Binance founder Changpeng Zhao (CZ) argued on Friday that most artificial intelligence companies will fail. His statement came as Anthropic approached a $1 trillion valuation and OpenAI moved closer to an initial public offering. The timing creates a sharp contrast between sector euphoria and one of crypto's most vocal skeptics.
Anthropic's near-$1 trillion valuation and OpenAI's IPO trajectory represent peak expectations for a sector that Zhao argues is overbuilt. His reasoning mirrors the dot-com bust logic: too many companies chasing similar use cases, with revenue concentrated among a few leaders. AI startups burn cash on compute and talent while many lack a clear path to profitability. If venture funding tightens, the weaker players have no cushion.

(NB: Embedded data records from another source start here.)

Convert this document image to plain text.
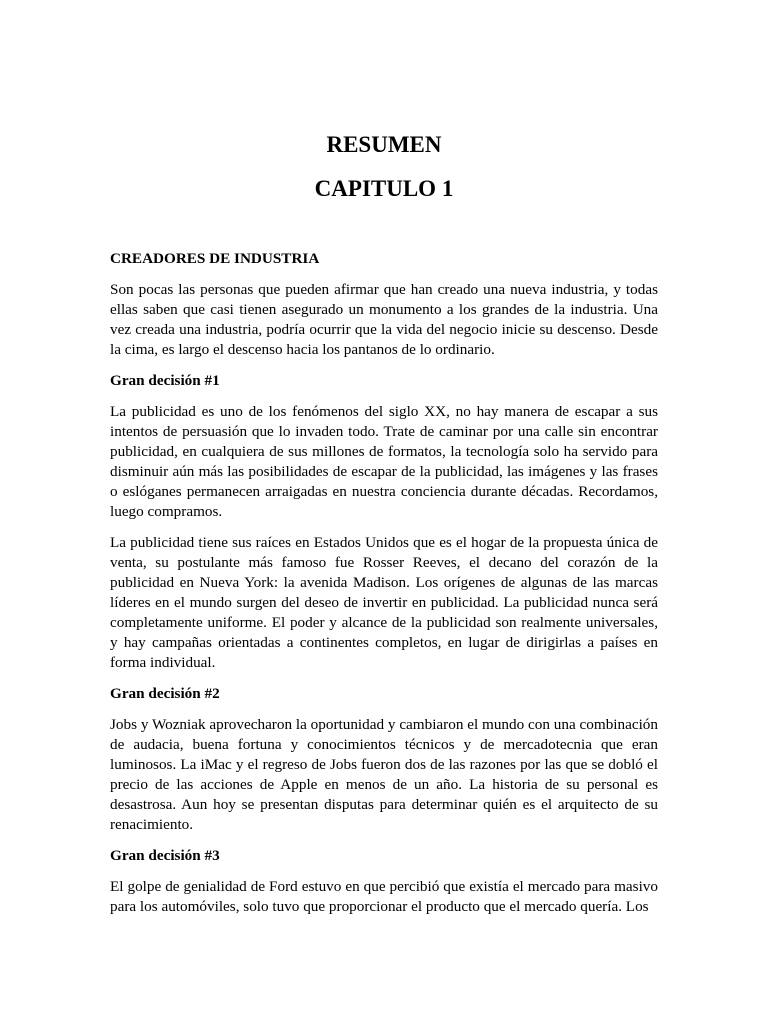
RESUMEN
CAPITULO 1
CREADORES DE INDUSTRIA

Son pocas las personas que pueden afirmar que han creado una nueva industria, y todas ellas saben que casi tienen asegurado un monumento a los grandes de la industria. Una vez creada una industria, podría ocurrir que la vida del negocio inicie su descenso. Desde la cima, es largo el descenso hacia los pantanos de lo ordinario.

Gran decisión #1

La publicidad es uno de los fenómenos del siglo XX, no hay manera de escapar a sus intentos de persuasión que lo invaden todo. Trate de caminar por una calle sin encontrar publicidad, en cualquiera de sus millones de formatos, la tecnología solo ha servido para disminuir aún más las posibilidades de escapar de la publicidad, las imágenes y las frases o eslóganes permanecen arraigadas en nuestra conciencia durante décadas. Recordamos, luego compramos.

La publicidad tiene sus raíces en Estados Unidos que es el hogar de la propuesta única de venta, su postulante más famoso fue Rosser Reeves, el decano del corazón de la publicidad en Nueva York: la avenida Madison. Los orígenes de algunas de las marcas líderes en el mundo surgen del deseo de invertir en publicidad. La publicidad nunca será completamente uniforme. El poder y alcance de la publicidad son realmente universales, y hay campañas orientadas a continentes completos, en lugar de dirigirlas a países en forma individual.

Gran decisión #2

Jobs y Wozniak aprovecharon la oportunidad y cambiaron el mundo con una combinación de audacia, buena fortuna y conocimientos técnicos y de mercadotecnia que eran luminosos. La iMac y el regreso de Jobs fueron dos de las razones por las que se dobló el precio de las acciones de Apple en menos de un año. La historia de su personal es desastrosa. Aun hoy se presentan disputas para determinar quién es el arquitecto de su renacimiento.

Gran decisión #3

El golpe de genialidad de Ford estuvo en que percibió que existía el mercado para masivo para los automóviles, solo tuvo que proporcionar el producto que el mercado quería. Los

Zhao's track record gives the warning weight. He called Bitcoin frothy at $20,000 in 2017 and built Binance into the largest exchange by volume. His skepticism of AI mania signals that he sees a similar pattern of capital chasing narrative over fundamentals.
The prediction has direct implications for crypto-native investors. If AI companies face a widespread bust, capital could rotate into blockchain infrastructure projects – particularly those focused on decentralized computing or data verification. Conversely, crypto platforms that integrate AI, such as trading bots and analytics suites, face counterparty risk if their AI providers collapse.
AI tokens have already shown correlation with the broader AI equity rally. A bust scenario could trigger a sharp de-rating of those tokens, pushing liquidity back into Bitcoin and Ether as safe havens within the crypto ecosystem.
The next concrete catalyst is the trajectory of AI funding rounds. If Anthropic's valuation holds or increases, Zhao's thesis weakens. If OpenAI delays its IPO or cuts valuation, the bust narrative gains credibility. Traders should track venture capital flows into AI and compare them with revenue growth metrics at leading firms.
A second signal is the pace of AI token listings on centralized exchanges. A flood of new tokens without corresponding user growth would confirm Zhao's oversupply thesis. A slowdown in listings would suggest the market is self-correcting.
Zhao's call is not a market moving event on its own. It adds a credible contrarian voice to a sector that has seen little dissent. Confirmation comes if AI companies begin cutting guidance or delaying IPOs. Weakening comes if Anthropic or OpenAI announce accelerating revenue or new funding rounds at higher valuations.
The tension between Zhao's outlook and the AI sector's current momentum creates a watchlist opportunity. A divergence between AI stock prices and business fundamentals would vindicate his view. A continued flood of venture capital into AI would suggest the market has priced in a different outcome.
Prepared with AlphaScala editorial tooling from the source reporting linked above. Indexable analysis may include a cited Alpha Score value. Publishing checks screen each story before release. Educational coverage, not personalized advice.